Ignacio Netzahualcoyotl ha dedicado su vida a demostrar que un textil tradicional puede ocupar el mismo espacio que cualquier obra de arte contemporáneo. Ese empeño lo ha llevado a exponer en cuatro continentes y podría convertirlo este año en uno de los pocos artistas textiles mexicanos con presencia en los cinco. El reconocimiento internacional llega acompañado de otro hito reciente, su inclusión en la lista 50 Motores de la Cultura, de la revista Quién, que distingue a los personajes que están transformando la cultura en México.
El artista plástico y maestro textil tlaxcalteca está a punto de sumar un nuevo destino a ese recorrido gracias a una invitación para exponer en Catar. La posibilidad no solo representa un logro personal, sino la confirmación de que un oficio heredado en un pequeño taller familiar puede ocupar un lugar en los principales circuitos internacionales del arte.
Desde hace más de una década, Netzahualcóyotl ha construido un puente entre la tradición indígena y el arte contemporáneo, demostrando que los textiles pueden ser apreciados no solo como artesanías, sino como obras con un profundo valor estético, histórico y cultural. Asimismo, su trayectoria la ha enfocado al rescate, preservación y difusión internacional del arte textil mexicano.

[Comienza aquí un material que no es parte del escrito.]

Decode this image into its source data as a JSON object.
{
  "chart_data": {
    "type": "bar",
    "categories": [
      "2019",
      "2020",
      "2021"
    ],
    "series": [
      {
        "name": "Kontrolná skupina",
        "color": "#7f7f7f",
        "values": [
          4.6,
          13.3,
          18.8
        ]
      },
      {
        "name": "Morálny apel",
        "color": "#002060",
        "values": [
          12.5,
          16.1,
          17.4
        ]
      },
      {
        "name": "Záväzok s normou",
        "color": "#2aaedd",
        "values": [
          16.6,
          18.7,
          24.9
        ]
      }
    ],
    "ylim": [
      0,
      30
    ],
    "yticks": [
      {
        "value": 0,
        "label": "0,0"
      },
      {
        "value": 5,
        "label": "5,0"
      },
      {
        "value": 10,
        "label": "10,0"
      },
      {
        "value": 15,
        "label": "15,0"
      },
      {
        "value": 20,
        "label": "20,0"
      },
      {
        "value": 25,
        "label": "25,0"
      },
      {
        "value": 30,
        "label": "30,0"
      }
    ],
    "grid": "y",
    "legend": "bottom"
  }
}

Su geografía artística ya abarca España, Francia, Sudáfrica, Australia, Estados Unidos, Colombia, Chile, Perú, Uruguay y México. Sin embargo, insiste en que el verdadero objetivo nunca ha sido acumular destinos.
“Quiero que cualquier persona que vea un textil en otro país sienta lo mismo que alguien de Contla cuando observa un tejido hecho aquí. Lo importante es que conserve su identidad”, explica.
En tiempos dominados por la velocidad tecnológica, su trabajo parece caminar en sentido contrario. Mientras la inteligencia artificial promete automatizar cada vez más procesos creativos, Netzahualcoyotl sostiene que el valor de una pieza textil no puede medirse únicamente por su apariencia. Está en el tiempo invertido, en los conocimientos transmitidos durante generaciones y en la historia contenida en cada hilo.
“La gente entiende que el valor no está únicamente en el objeto, sino en todo el bagaje cultural que existe detrás: los materiales, las técnicas, la historia, la forma de pensar”, afirma. “No hay nada más contemporáneo que mostrar una obra tradicional”.